I don't have a lot to say today. I want to -- as always, I want to give gratitude to our team. We have now, Andy, it's slightly over 1000 diligently every day in the company. I want to tell them this is not for the investors on the call. I want to tell them that the share price has absolutely nothing to do with the work that they're doing or the success that they're achieving. I think we know why the share price is what it is and we, as a management team, know what we need to do in order to correct that. We are saying that we'll do our job, but personally, I just want to give thanks to the thousand plus folks in this company who worked so hard to make all this happen. We firmly believe and I will say more so than ever except that always complete confident about it, I think we all have, that’s why we are, that we're on to the biggest industrial vector of all time and we further are fortunate to be situated in a company that looks to us like it can lead the entire space.
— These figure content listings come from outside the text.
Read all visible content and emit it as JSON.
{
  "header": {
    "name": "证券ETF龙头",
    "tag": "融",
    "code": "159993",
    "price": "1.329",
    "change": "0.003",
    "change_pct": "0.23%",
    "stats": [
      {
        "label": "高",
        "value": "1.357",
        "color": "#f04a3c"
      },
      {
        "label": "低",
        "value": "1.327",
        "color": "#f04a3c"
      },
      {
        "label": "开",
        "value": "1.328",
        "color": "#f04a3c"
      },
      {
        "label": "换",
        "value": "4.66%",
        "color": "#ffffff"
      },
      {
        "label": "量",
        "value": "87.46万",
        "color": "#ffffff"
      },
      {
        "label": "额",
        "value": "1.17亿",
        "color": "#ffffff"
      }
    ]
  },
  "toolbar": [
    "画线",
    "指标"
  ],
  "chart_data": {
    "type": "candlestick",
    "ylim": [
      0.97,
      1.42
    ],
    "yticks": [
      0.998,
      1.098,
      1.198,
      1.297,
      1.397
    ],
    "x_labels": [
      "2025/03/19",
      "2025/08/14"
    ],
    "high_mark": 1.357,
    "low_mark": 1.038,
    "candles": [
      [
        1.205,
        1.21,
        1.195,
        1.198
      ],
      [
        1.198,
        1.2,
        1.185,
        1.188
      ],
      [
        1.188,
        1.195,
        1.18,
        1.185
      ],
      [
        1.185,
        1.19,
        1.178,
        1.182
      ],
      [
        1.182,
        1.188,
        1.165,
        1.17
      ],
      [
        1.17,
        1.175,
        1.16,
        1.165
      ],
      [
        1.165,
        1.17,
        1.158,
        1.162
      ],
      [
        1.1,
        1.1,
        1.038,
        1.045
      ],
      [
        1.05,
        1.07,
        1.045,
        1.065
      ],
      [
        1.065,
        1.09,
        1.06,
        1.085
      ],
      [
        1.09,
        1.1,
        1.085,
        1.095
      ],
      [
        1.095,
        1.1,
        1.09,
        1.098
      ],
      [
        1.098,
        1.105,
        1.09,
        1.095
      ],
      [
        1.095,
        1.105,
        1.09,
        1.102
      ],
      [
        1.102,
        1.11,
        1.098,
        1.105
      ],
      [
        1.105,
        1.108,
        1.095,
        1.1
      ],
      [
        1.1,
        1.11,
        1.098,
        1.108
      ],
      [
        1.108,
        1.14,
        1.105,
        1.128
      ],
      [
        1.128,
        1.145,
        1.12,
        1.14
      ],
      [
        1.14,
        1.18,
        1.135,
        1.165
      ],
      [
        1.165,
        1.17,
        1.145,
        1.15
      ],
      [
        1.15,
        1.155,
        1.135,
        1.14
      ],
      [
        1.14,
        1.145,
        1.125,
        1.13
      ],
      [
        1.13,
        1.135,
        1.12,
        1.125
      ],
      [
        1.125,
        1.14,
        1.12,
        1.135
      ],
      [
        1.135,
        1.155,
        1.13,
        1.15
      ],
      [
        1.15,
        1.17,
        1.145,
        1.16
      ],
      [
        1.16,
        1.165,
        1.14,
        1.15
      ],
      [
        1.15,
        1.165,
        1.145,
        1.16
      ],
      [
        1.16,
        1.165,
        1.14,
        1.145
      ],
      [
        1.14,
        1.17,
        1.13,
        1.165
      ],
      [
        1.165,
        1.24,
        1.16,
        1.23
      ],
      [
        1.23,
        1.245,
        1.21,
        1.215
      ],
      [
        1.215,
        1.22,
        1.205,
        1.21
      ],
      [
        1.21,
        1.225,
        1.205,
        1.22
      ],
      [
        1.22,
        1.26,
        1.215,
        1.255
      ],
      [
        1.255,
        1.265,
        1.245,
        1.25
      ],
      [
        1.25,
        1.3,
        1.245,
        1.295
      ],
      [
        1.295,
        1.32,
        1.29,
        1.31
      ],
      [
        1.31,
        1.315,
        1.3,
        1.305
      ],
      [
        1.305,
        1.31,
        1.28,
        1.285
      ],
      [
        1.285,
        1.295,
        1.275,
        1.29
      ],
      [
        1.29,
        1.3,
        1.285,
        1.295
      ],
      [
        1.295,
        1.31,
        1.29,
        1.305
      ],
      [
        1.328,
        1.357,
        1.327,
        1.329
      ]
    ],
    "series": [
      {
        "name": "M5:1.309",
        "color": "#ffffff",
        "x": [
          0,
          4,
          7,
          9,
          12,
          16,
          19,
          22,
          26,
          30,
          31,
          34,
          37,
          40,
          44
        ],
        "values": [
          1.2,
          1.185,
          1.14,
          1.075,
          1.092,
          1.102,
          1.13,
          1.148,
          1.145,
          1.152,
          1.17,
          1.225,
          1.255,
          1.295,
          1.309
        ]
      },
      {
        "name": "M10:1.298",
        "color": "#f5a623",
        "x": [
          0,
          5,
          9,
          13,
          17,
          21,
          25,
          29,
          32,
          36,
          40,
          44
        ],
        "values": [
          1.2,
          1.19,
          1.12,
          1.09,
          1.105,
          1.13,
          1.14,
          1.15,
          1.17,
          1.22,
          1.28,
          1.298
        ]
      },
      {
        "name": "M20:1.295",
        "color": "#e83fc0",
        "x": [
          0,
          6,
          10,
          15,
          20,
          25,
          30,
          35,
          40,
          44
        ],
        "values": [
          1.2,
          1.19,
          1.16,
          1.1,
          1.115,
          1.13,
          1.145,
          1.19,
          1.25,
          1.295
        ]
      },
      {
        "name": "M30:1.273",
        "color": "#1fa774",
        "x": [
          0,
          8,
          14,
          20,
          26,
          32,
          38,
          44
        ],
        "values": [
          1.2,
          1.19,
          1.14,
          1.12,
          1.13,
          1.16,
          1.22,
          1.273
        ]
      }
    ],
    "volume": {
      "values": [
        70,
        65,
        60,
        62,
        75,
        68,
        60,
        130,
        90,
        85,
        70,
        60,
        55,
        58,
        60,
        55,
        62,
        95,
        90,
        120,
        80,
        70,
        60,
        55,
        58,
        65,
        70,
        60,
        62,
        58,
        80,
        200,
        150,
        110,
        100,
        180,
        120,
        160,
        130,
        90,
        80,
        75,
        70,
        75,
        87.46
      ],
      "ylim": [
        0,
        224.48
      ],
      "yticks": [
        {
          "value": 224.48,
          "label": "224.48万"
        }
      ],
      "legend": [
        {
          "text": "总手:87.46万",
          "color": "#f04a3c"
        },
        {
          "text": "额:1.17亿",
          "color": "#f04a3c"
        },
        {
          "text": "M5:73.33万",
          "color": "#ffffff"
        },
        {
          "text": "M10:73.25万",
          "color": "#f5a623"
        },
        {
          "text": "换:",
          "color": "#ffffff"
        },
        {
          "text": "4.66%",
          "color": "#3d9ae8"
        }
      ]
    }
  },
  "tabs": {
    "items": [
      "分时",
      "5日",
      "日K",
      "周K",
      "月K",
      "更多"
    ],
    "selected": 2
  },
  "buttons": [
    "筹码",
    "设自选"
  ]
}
And frankly, if you’d asked me four years ago, what my number one wish would have been at that time, it would be to be able to say what I just said, because in order for that to be true, it would have meant that some of those early stage things that we were doing like the methanotroph bioconversion platform, which was just a model at that time would have had to have actually demonstrated success. So we did have a myth that we reported that they’re bound to happen. But if we can achieve -- in cancer, if we can achieve and against infectious targets using the same motifs in autoimmune and in energy and the self-limiting insect, I think it’s just an astonishingly productive platform. We’ll do very well indeed. So we're -- share price notwithstanding, I’ll tell you we're very gratified to be here. We're grateful to have the opportunity and grateful to have your interest and support. Thanks.

The conference has now concluded. Thank you for attending today's presentation. You may now disconnect.